Strengthen Your Practice Finances With this Basic Analysis
by Corporate Relations and Business Strategy Staff
A past issue of the PracticeUpdate e-newsletter included an article with key ratios to help you assess your practice's financial status. While informative, such an analysis doesn't necessarily help you understand how your operations affect your practice finances.
Analyzing operating data for your practice goes a step further and helps explain your performance, so you can make adjustments and implement strategies to strengthen your finances as needed.
As with your financial ratio analysis, begin by gathering relevant data from the past three years. Most of the data you need to analyze your operations —such as the mix of professional services you provide and insurance payers you use, along with productivity measures— will come from your practice management records, rather than from your financial statements.
Once you have compiled this information:
Calculate the operating indicators listed below, using the same time interval (e.g., annual, quarterly, monthly) you used in your financial analysis.
Look for changes and trends. Long-term patterns or gradual changes are often easier to identify visually, so it may be helpful to use a chart or graph.
Pinpoint indicators that look problematic and think about how can you address these problem areas and make improvements.
Once you have examined the historical data, start tracking these indicators on an ongoing basis to monitor your practice operations over time.
Although there are many operating variables you can explore, the following examples may be particularly helpful to track.

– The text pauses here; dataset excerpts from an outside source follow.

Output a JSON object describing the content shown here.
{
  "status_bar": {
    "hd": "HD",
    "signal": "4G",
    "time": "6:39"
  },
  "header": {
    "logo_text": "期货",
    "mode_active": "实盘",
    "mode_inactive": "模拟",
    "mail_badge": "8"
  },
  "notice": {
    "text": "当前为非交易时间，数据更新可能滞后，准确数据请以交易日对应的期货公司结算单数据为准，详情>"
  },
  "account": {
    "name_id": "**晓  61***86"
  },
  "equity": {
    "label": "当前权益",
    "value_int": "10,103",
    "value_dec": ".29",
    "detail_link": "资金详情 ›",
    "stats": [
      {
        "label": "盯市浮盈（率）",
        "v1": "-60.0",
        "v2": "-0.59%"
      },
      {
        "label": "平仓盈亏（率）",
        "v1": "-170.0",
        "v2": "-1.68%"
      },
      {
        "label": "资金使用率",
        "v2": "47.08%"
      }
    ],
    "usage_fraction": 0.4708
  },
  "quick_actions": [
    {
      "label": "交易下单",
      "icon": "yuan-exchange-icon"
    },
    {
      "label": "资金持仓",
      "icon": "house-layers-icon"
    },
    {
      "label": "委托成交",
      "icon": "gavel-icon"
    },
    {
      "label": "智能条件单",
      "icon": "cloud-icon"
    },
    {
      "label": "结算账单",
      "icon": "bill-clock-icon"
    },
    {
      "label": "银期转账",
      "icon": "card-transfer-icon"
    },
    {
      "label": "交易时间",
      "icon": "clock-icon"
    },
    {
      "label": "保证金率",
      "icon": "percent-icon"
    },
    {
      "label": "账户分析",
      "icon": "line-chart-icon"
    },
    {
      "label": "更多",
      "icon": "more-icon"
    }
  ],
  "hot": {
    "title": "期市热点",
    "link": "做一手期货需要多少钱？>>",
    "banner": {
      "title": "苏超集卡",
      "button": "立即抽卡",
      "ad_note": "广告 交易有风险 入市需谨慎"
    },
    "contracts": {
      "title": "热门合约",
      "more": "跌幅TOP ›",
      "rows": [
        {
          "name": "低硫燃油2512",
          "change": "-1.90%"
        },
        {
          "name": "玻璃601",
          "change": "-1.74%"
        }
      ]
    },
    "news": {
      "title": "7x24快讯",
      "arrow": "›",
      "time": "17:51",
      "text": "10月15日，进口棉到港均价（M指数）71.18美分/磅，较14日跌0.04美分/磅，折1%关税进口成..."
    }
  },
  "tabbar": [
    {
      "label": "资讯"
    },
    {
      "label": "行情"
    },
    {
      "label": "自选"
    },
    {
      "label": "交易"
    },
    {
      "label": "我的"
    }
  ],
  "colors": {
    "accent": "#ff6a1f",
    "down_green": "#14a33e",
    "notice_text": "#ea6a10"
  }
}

PAYER MIX: Break down the percentage of your total payments, the percentage of your total revenues and the percentage of your total clients by payer. For example, do Medicare clients make up 30 percent of your total client base, do 17 percent of your total revenues come from payments from a particular managed care contract, or are 61 percent of your total payments from private pay clients?
Having a larger percentage of clients or payments coming from a source with higher reimbursement rates is good for your practice finances. Conversely, growing segments from lower paying sources can put a dent in your revenues.
Just like investing, however, you should diversify your revenue sources. This will buffer you in the event of unforeseen changes, such as losing a contract, getting dropped from a panel or having a particular payer drastically reduce reimbursement rates or no longer cover a particular service.
Percentage of Total Payment = (number of payments from each payer / total number of payments) x 100
Percentage of Total Revenues = (net revenue from each payer / total net revenue) x 100
Percentage of Total Client Base = (total number of clients from each payer / total number of clients) x 100
SERVICE MIX: Look at the percentage of your time and revenues broken down by service type, such as individual therapy, group therapy, assessment, consultation and expert witness work. This will help you better understand how you are spending your time and what percentage of your total revenue comes from each type of service you provide.
Don't forget to include administrative time for each activity in your calculations. A service that pays $200 per hour might not seem so lucrative if you realize that you spend seven unbillable hours on administrative work for each billable hour.
Percentage of Time = (total hours spent on a particular type of service / total number of hours worked) x 100
Percentage of Revenues = (net revenue generated by a particular type of service / total net revenue) x 100
OTHER OPERATING VARIABLES: You might also want to calculate and track variables such as:
Average Length of Treatment = total number of sessions for all discharged clients / total number of discharges
Total number of sessions or units of service per year, month and week
Percentage of Cancellations = (total number of cancellations / total number of scheduled sessions) x 100
Percentage of No-Shows = (total number of no-shows / total number of scheduled sessions) x 100
Percentage of Referrals by Referral Source = (number of referrals from each referral source / total number of referrals) x 100
Client Mix Percentage = (number of clients with a particular primary diagnoses or core issue / total number of clients) x 100
You can calculate many of these operating variables by payer and client mix. For example, you might compute average length of treatment or percentage of cancellations and no-shows for each payer and for each primary diagnosis.
A couple of additional considerations reflect your practice setting:
If you operate a larger practice with multiple health professionals, you can gain a better understanding of how the practice is functioning by also tracking the "other operating variables" listed above as well as percentage of total revenues generated by each professional.
If based in an institutional setting such as a hospital or university counseling center, even though you may not have access to financial data, it should be feasible to track the percentage of your time spent delivering each type of service and the "other operating variables" listed above.